DeFrancesco, who said that the industry needs 30,000 new chassis a year to maintain replacement levels, stated that between 60,000 and 80,000 Chinese-made chassis were brought into the U.S. during the past year.
“This is far more than the replacement number,” DeFrancesco said. “They brought in so many chassis, they had to move them into inventory and some of them are still sitting in warehouses.”
The defendant in the dispute told TT that his company is not trying to unfairly seize the upper hand in the U.S. chassis market, and actually is bringing jobs back from overseas.
Frank Sonzala is the CEO for the defendant in the case, South Gate, Calif.-based CIE Manufacturing. He took issue with the 60,000 to 80,000 figure cited by the group, and told TT that his company, specifically, produced 19,052 chassis last year.
Sonzala said his company is not trying to unfairly seize the upper hand in the U.S. chassis market, and actually is bringing jobs back from overseas.
Since opening its two new U.S. facilities, Sonzala said CIE has produced and sold 1,800 chassis. He believes CIE is being pulled into litigation not because of tariffs, but rather because of the competitive threat the quality of his company’s products poses to competitors.
Indeed, the quality of chassis has been a sore spot in the trucking industry for years. American Trucking Associations’ Intermodal Motor Carrier Conference earlier this year formed a subcommittee to study ways to improve chassis quality and give trucking companies more choice when leasing chassis at ports and other intermodal facilities.
Sonzala said his company’s research shows the average chassis on the nation’s highways is nearly 27 years old. He noted that CIE’s new chassis all have LED lighting, radial tires and anti-lock braking systems — which are some of the improvements IMCC has been seeking.
“Why is [my] company doing all the right things and being punished for it?” Sonzala asked. “I want to beat them on the playing field on marketing, salesmanship and quality.”
The Commerce Department investigation could move along at a rapid pace, and DeFrancesco said he believes the probe could be wrapped up early next summer.

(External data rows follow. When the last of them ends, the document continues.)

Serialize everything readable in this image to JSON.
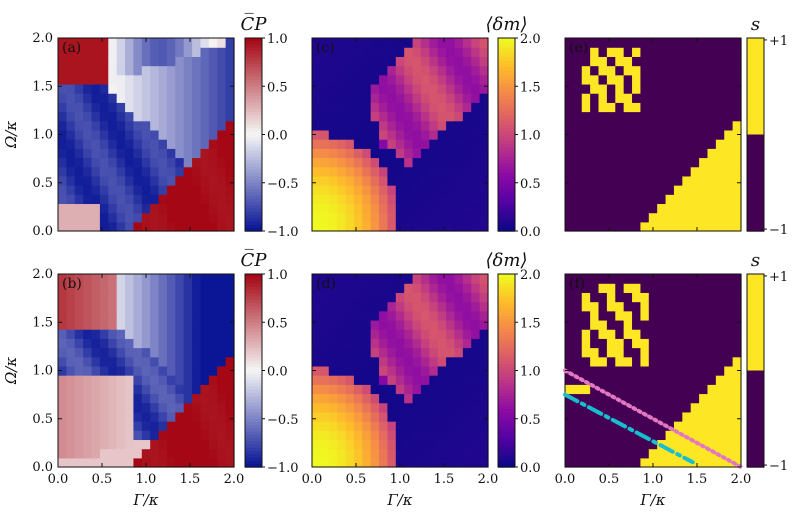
{
  "figure": {
    "x_axis_label": "Γ/κ",
    "y_axis_label": "Ω/κ",
    "axis_ticks": [
      "0.0",
      "0.5",
      "1.0",
      "1.5",
      "2.0"
    ],
    "xlim": [
      0,
      2
    ],
    "ylim": [
      0,
      2
    ],
    "grid_size": 21
  },
  "chart_data": [
    {
      "panel": "(a)",
      "type": "heatmap",
      "quantity": "mean_CP",
      "colormap": "diverging-blue-white-red",
      "colorbar_title": "C̅P",
      "colorbar_ticks": [
        "1.0",
        "0.5",
        "0.0",
        "−0.5",
        "−1.0"
      ],
      "clim": [
        -1,
        1
      ],
      "description_features": {
        "lower_right_triangle_value": 1.0,
        "central_region_value": -1.0,
        "top_left_value": 1.0
      }
    },
    {
      "panel": "(c)",
      "type": "heatmap",
      "quantity": "mean_delta_m",
      "colormap": "plasma",
      "colorbar_title": "⟨δm⟩",
      "colorbar_ticks": [
        "2.0",
        "1.5",
        "1.0",
        "0.5",
        "0.0"
      ],
      "clim": [
        0,
        2
      ],
      "description_features": {
        "lower_left_lobe_max": 2.0,
        "upper_right_band": 1.0,
        "background": 0.0
      }
    },
    {
      "panel": "(e)",
      "type": "heatmap",
      "quantity": "s",
      "colormap": "binary-viridis",
      "colorbar_title": "s",
      "colorbar_ticks": [
        "+1",
        "−1"
      ],
      "clim": [
        -1,
        1
      ]
    },
    {
      "panel": "(b)",
      "type": "heatmap",
      "quantity": "mean_CP",
      "colormap": "diverging-blue-white-red",
      "colorbar_title": "C̅P",
      "colorbar_ticks": [
        "1.0",
        "0.5",
        "0.0",
        "−0.5",
        "−1.0"
      ],
      "clim": [
        -1,
        1
      ]
    },
    {
      "panel": "(d)",
      "type": "heatmap",
      "quantity": "mean_delta_m",
      "colormap": "plasma",
      "colorbar_title": "⟨δm⟩",
      "colorbar_ticks": [
        "2.0",
        "1.5",
        "1.0",
        "0.5",
        "0.0"
      ],
      "clim": [
        0,
        2
      ]
    },
    {
      "panel": "(f)",
      "type": "heatmap",
      "quantity": "s",
      "colormap": "binary-viridis",
      "colorbar_title": "s",
      "colorbar_ticks": [
        "+1",
        "−1"
      ],
      "clim": [
        -1,
        1
      ],
      "lines": [
        {
          "name": "dotted-pink-line",
          "color": "#e377c2",
          "style": "dotted",
          "x": [
            0.0,
            2.0
          ],
          "y": [
            1.0,
            0.0
          ]
        },
        {
          "name": "dash-dot-cyan-line",
          "color": "#17becf",
          "style": "dashdot",
          "x": [
            0.0,
            1.45
          ],
          "y": [
            0.75,
            0.05
          ]
        }
      ]
    }
  ],
  "colors": {
    "blue": "#0a1e9e",
    "red": "#b0101a",
    "white": "#f5f5f5",
    "plasma_low": "#2b0f8a",
    "plasma_high": "#f3e82a",
    "binary_low": "#440154",
    "binary_high": "#fde725"
  }
}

He noted that CIE’s parent company could face financial penalties if it is found to have dumped chassis.
“People can import chassis — Chinese chassis — if they want,” he said. “But they have to do it at fairly traded prices, and that’s not happening right now.”
CIE’s Sonzala said he is confident about the eventual outcome of the Commerce Department investigation.
“We’ve done nothing wrong,” he said. “I look at this like a heavyweight fight.”